Klotilde sah wieder in das Rohr, sie sah sehr lange in dasselbe und betrachtete alles genau. Ich lenkte ihren Blick auf die Teile, die mir wichtig schienen, erklärte ihr alles und erzählte von dem Schlosse und von denen, die in demselben sind.

Es war indessen der Mittag gekommen, wir lösten das Fernrohr ab und gingen langsam unserer Wohnung zu.

»Kann man hier nicht auch das Rosenhaus deines Freundes sehen?« fragte sie im Heimgehen.

»Hier nicht«, erwiderte ich, »hier ist nicht einmal der höchste Teil der Rosenhausgegend zu erblicken, weil der Kronwald, den du gegen Norden siehst, sie deckt.
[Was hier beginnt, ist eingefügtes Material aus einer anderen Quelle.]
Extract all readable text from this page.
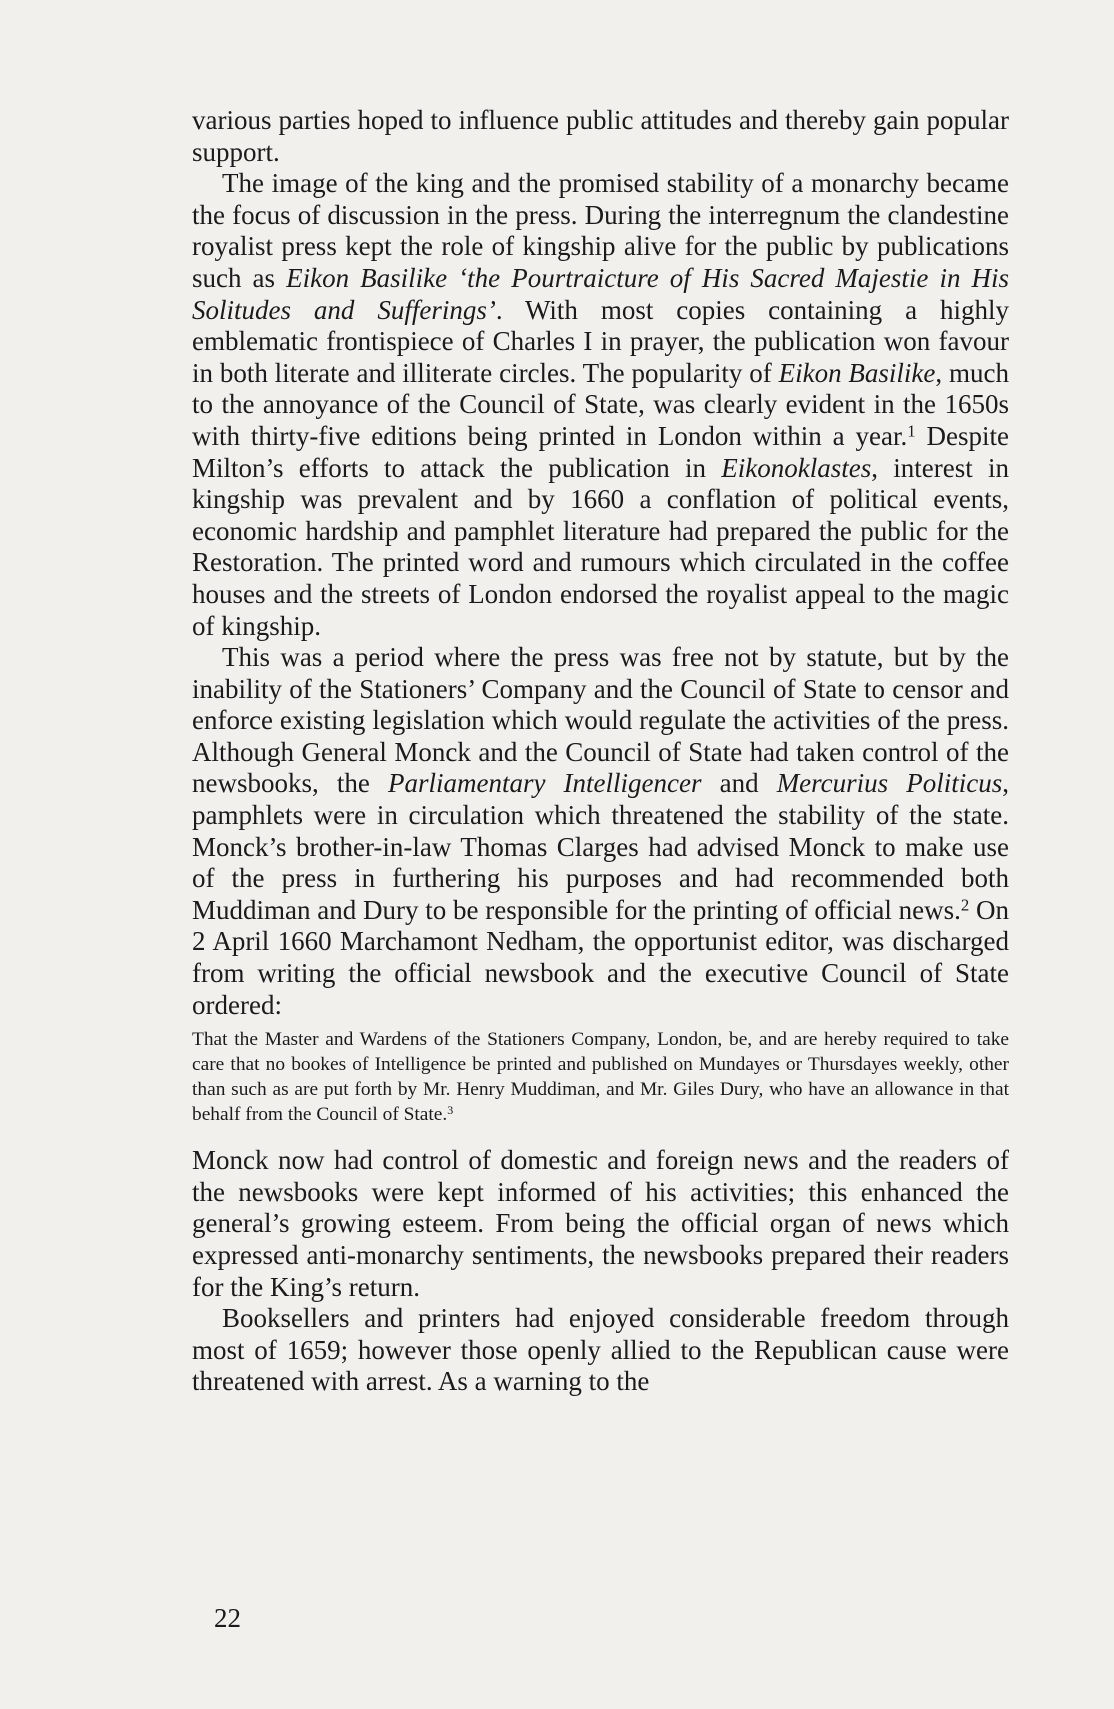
various parties hoped to influence public attitudes and thereby gain popular support.

The image of the king and the promised stability of a monarchy became the focus of discussion in the press. During the interregnum the clandestine royalist press kept the role of kingship alive for the public by publications such as Eikon Basilike ‘the Pourtraicture of His Sacred Majestie in His Solitudes and Sufferings’. With most copies containing a highly emblematic frontispiece of Charles I in prayer, the publication won favour in both literate and illiterate circles. The popularity of Eikon Basilike, much to the annoyance of the Council of State, was clearly evident in the 1650s with thirty-five editions being printed in London within a year.$^1$ Despite Milton’s efforts to attack the publication in Eikonoklastes, interest in kingship was prevalent and by 1660 a conflation of political events, economic hardship and pamphlet literature had prepared the public for the Restoration. The printed word and rumours which circulated in the coffee houses and the streets of London endorsed the royalist appeal to the magic of kingship.

This was a period where the press was free not by statute, but by the inability of the Stationers’ Company and the Council of State to censor and enforce existing legislation which would regulate the activities of the press. Although General Monck and the Council of State had taken control of the newsbooks, the Parliamentary Intelligencer and Mercurius Politicus, pamphlets were in circulation which threatened the stability of the state. Monck’s brother-in-law Thomas Clarges had advised Monck to make use of the press in furthering his purposes and had recommended both Muddiman and Dury to be responsible for the printing of official news.$^2$ On 2 April 1660 Marchamont Nedham, the opportunist editor, was discharged from writing the official newsbook and the executive Council of State ordered:

That the Master and Wardens of the Stationers Company, London, be, and are hereby required to take care that no bookes of Intelligence be printed and published on Mundayes or Thursdayes weekly, other than such as are put forth by Mr. Henry Muddiman, and Mr. Giles Dury, who have an allowance in that behalf from the Council of State.$^3$

Monck now had control of domestic and foreign news and the readers of the newsbooks were kept informed of his activities; this enhanced the general’s growing esteem. From being the official organ of news which expressed anti-monarchy sentiments, the newsbooks prepared their readers for the King’s return.

Booksellers and printers had enjoyed considerable freedom through most of 1659; however those openly allied to the Republican cause were threatened with arrest. As a warning to the

22
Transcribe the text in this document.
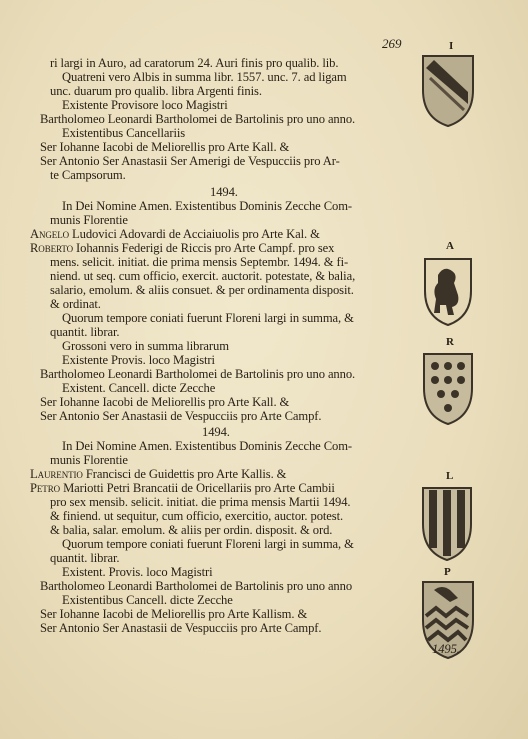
269	I
A
R
L
P
ri largi in Auro, ad caratorum 24. Auri finis pro qualib. lib.
Quatreni vero Albis in summa libr. 1557. unc. 7. ad ligam
unc. duarum pro qualib. libra Argenti finis.
Existente Provisore loco Magistri
Bartholomeo Leonardi Bartholomei de Bartolinis pro uno anno.
Existentibus Cancellariis
Ser Iohanne Iacobi de Meliorellis pro Arte Kall. &
Ser Antonio Ser Anastasii Ser Amerigi de Vespucciis pro Ar-
te Campsorum.
1494.
In Dei Nomine Amen. Existentibus Dominis Zecche Com-
munis Florentie
Angelo Ludovici Adovardi de Acciaiuolis pro Arte Kal. &
Roberto Iohannis Federigi de Riccis pro Arte Campf. pro sex
mens. selicit. initiat. die prima mensis Septembr. 1494. & fi-
niend. ut seq. cum officio, exercit. auctorit. potestate, & balia,
salario, emolum. & aliis consuet. & per ordinamenta disposit.
& ordinat.
Quorum tempore coniati fuerunt Floreni largi in summa, &
quantit. librar.
Grossoni vero in summa librarum
Existente Provis. loco Magistri
Bartholomeo Leonardi Bartholomei de Bartolinis pro uno anno.
Existent. Cancell. dicte Zecche
Ser Iohanne Iacobi de Meliorellis pro Arte Kall. &
Ser Antonio Ser Anastasii de Vespucciis pro Arte Campf.
1494.
In Dei Nomine Amen. Existentibus Dominis Zecche Com-
munis Florentie
Laurentio Francisci de Guidettis pro Arte Kallis. &
Petro Mariotti Petri Brancatii de Oricellariis pro Arte Cambii
pro sex mensib. selicit. initiat. die prima mensis Martii 1494.
& finiend. ut sequitur, cum officio, exercitio, auctor. potest.
& balia, salar. emolum. & aliis per ordin. disposit. & ord.
Quorum tempore coniati fuerunt Floreni largi in summa, &
quantit. librar.
Existent. Provis. loco Magistri
Bartholomeo Leonardi Bartholomei de Bartolinis pro uno anno
Existentibus Cancell. dicte Zecche
Ser Iohanne Iacobi de Meliorellis pro Arte Kallism. &
Ser Antonio Ser Anastasii de Vespucciis pro Arte Campf.
1495.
Im Weiterfahren werden wir auf einen Hügel kommen, von dem aus ich dir die Anhöhe zeigen kann, auf welcher das Haus liegt und von dem aus du mit dem Fernrohre das Haus sehen kannst.«

Wir gingen in unsere Wohnung, und am nächsten Tage fuhren wir weiter. Als wir an die Stelle gekommen waren, von welcher man die Höhe des Asperhofes sehen konnte, ließ ich halten, wir stiegen aus, ich zeigte Klotilden den Hügel, auf welchem das Haus meines Gastfreundes liegt, richtete das Fernrohr und ließ sie durch dasselbe das Haus erblicken. Wir waren aber hier so weit von dem Asperhofe entfernt, daß man selbst durch das Fernrohr das Haus nur als ein weißes Sternchen sehen konnte. Nach dessen Betrachtung fuhren wir wieder weiter.